Nicolas Maduro said Edward Snowden “will have to decide when he flies here, if he finally wants to travel here”.
On Friday he said: “As head of state, the government of the Bolivarian Republic of Venezuela decided to offer humanitarian asylum to the young American Edward Snowden so that he can live (without) … persecution from the empire.”
Nicolas Maduro made the offer during a speech marking the anniversary of Venezuela’s independence. It was not immediately clear if there were any conditions to Venezuela’s offer.
“In the name of America’s dignity … I have decided to offer humanitarian asylum to Edward Snowden,” Nicolas Maduro proclaimed during a military parade marking the country’s Independence Day.
“He is a young man who has told the truth, in the spirit of rebellion, about the United States spying on the whole world,” Nicolas Maduro said.
But the Obama administration said yesterday that U.S. diplomats are working behind the scenes to make it difficult for Edward Snowden to find safe harbor in any of the nations that have offered him asylum.
Edward Snowden has received a temporary travel document to fly to Caracas, Venezuela, and both Bolivia and Nicaragua have also offered him political asylum, but White House Press Secretary Jay Carney told reporters during his regular briefing that the United States will do what it can to stop him.
“The United States has been in touch via diplomatic and law enforcement channels with countries through which Mr. Snowden might transit or which might serve as final destinations for Mr. Snowden,” Jay Carney said.
U.S. diplomats, he added, have “made very clear that he has been charged with a felony, or with felonies, and, as such, he should not be allowed to proceed in any further international travel other than travel that would result in him returning to the United States”.
It’s not clear whether the Obama administration is hoping a Latin American nation will double-cross Snowden and offer him up to Washington after he arrives from Russia.
But the U.S., Jay Carney said, is still working to persuade Moscow to short-circuit the process and turn the fugitive over before he can leave Moscow’s Sheremetyevo-2 airport.
Sources say Edward Snowden will not be allowed to board the only Aeroflot plane that offers direct connections to Caracas, a regular service to Cuban capital Havana.

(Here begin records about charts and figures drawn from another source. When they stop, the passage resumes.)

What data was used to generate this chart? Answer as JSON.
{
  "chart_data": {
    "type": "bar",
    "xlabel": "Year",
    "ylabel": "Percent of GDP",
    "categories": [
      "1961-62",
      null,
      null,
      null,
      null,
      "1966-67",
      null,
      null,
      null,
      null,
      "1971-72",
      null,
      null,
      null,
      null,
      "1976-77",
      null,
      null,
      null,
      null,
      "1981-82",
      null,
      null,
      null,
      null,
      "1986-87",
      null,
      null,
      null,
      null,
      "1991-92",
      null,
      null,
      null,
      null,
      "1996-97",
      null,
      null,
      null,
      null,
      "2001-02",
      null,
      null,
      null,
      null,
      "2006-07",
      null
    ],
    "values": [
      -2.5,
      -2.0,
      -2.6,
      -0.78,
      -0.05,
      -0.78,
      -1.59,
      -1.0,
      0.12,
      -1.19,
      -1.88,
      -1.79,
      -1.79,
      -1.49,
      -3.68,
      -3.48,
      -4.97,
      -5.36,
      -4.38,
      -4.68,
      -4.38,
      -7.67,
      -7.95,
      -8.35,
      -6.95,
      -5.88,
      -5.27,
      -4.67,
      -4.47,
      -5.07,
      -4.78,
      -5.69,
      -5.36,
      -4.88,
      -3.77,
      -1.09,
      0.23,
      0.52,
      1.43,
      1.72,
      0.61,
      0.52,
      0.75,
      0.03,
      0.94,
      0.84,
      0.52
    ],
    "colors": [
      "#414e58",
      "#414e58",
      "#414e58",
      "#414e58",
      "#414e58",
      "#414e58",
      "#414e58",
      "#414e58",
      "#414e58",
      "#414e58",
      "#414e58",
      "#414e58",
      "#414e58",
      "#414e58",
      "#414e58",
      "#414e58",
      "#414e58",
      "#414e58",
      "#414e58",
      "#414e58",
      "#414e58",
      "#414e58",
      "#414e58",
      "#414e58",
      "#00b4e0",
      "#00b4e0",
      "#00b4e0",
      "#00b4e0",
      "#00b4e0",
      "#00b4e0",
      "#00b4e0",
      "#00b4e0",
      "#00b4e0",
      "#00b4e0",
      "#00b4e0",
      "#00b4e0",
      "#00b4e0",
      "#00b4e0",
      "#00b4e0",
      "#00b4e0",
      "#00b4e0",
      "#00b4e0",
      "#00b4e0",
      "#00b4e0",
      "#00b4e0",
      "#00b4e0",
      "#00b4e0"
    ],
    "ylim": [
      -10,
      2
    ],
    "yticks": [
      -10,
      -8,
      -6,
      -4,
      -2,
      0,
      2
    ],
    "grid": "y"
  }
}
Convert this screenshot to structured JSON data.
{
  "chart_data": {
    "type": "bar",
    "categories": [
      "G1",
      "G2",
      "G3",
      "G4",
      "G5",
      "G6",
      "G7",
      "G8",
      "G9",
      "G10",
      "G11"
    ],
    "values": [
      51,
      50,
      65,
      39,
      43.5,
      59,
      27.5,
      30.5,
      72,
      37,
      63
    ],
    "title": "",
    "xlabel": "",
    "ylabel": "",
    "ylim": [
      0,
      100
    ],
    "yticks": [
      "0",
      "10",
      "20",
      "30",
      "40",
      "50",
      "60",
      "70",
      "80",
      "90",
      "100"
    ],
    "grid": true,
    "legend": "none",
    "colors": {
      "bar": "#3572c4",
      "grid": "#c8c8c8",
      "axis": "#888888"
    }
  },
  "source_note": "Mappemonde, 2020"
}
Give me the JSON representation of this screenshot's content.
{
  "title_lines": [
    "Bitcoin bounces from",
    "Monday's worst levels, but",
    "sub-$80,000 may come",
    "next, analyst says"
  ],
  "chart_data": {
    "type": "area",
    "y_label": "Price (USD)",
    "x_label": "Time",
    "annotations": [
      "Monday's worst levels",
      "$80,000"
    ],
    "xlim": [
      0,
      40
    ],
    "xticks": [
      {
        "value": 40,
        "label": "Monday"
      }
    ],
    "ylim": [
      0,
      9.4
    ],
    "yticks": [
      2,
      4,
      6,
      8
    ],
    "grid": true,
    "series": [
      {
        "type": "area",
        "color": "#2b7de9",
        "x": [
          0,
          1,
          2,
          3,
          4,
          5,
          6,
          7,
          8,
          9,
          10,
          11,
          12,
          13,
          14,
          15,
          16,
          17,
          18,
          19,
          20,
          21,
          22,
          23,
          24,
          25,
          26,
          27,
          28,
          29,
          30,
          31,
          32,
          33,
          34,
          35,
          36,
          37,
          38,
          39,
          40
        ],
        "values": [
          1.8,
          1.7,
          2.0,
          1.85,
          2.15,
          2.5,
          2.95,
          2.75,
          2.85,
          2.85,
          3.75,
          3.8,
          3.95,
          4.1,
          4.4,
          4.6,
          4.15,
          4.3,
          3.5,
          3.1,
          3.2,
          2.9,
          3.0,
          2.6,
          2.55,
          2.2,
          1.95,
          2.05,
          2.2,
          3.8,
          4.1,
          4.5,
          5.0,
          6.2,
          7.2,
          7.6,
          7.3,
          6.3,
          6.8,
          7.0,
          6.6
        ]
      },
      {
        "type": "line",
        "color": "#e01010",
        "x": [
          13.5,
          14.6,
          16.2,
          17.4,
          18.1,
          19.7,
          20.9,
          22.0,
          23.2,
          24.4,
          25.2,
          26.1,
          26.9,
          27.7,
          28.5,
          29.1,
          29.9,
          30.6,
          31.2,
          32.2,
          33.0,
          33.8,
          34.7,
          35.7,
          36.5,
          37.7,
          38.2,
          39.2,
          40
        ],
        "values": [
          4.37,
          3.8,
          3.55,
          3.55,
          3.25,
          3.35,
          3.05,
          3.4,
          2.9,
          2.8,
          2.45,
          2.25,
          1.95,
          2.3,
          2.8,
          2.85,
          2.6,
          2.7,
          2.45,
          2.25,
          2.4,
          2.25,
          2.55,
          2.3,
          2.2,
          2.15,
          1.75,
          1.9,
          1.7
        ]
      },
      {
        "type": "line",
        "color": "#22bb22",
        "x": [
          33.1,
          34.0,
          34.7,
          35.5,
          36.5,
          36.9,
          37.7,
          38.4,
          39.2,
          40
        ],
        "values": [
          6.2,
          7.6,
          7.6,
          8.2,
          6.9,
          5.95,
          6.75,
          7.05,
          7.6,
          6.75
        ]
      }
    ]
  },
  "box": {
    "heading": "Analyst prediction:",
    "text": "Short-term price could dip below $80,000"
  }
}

The routing overflies both the EU and the US and there are fears the plane will be denied rights to Western airspace, and forced to land, leading to Edward Snowden’s arrest.
The direct distance from Moscow to Caracas is 6,175 miles but it appeared too far for Edward Snowden.
The escape route for Edward Snowden is fraught with problems.
With Russia getting publicly impatient with Edward Snowden’s presence in its transit zone, his escape route is a logistical nightmare.
“Instead of going west to Venezuela, his obvious option is east to Vladivostok and then across the Pacific to Caracas,” said one source.
It would mean Russia allowing him to formally enter its territory, which so far it has refused to do, unwilling to upset the US.
This would also involve a 14,200 mile detour and a routing that would bring him close to the US state of Hawaii posing a risk to any private plane willing to take him on a route where there are no scheduled services.
One option for the fugitive is to charter a private plane.
Former CIA analyst Allen Thomson said: “A private plane certainly looks like the best bet to me.”
“It has the advantage of simplicity and minimum involvement by the Russian government,” Mother Jones reported.
As Allen Thomson told Foreign Policy, Edward Snowden could avoid US-influenced airspace by flying north to the Barents Sea, through the Denmark Strait, head soutwhile avoiding Canada’s Newfoundland, until getting to the east of the Windward Islands, then squeezing through between islands.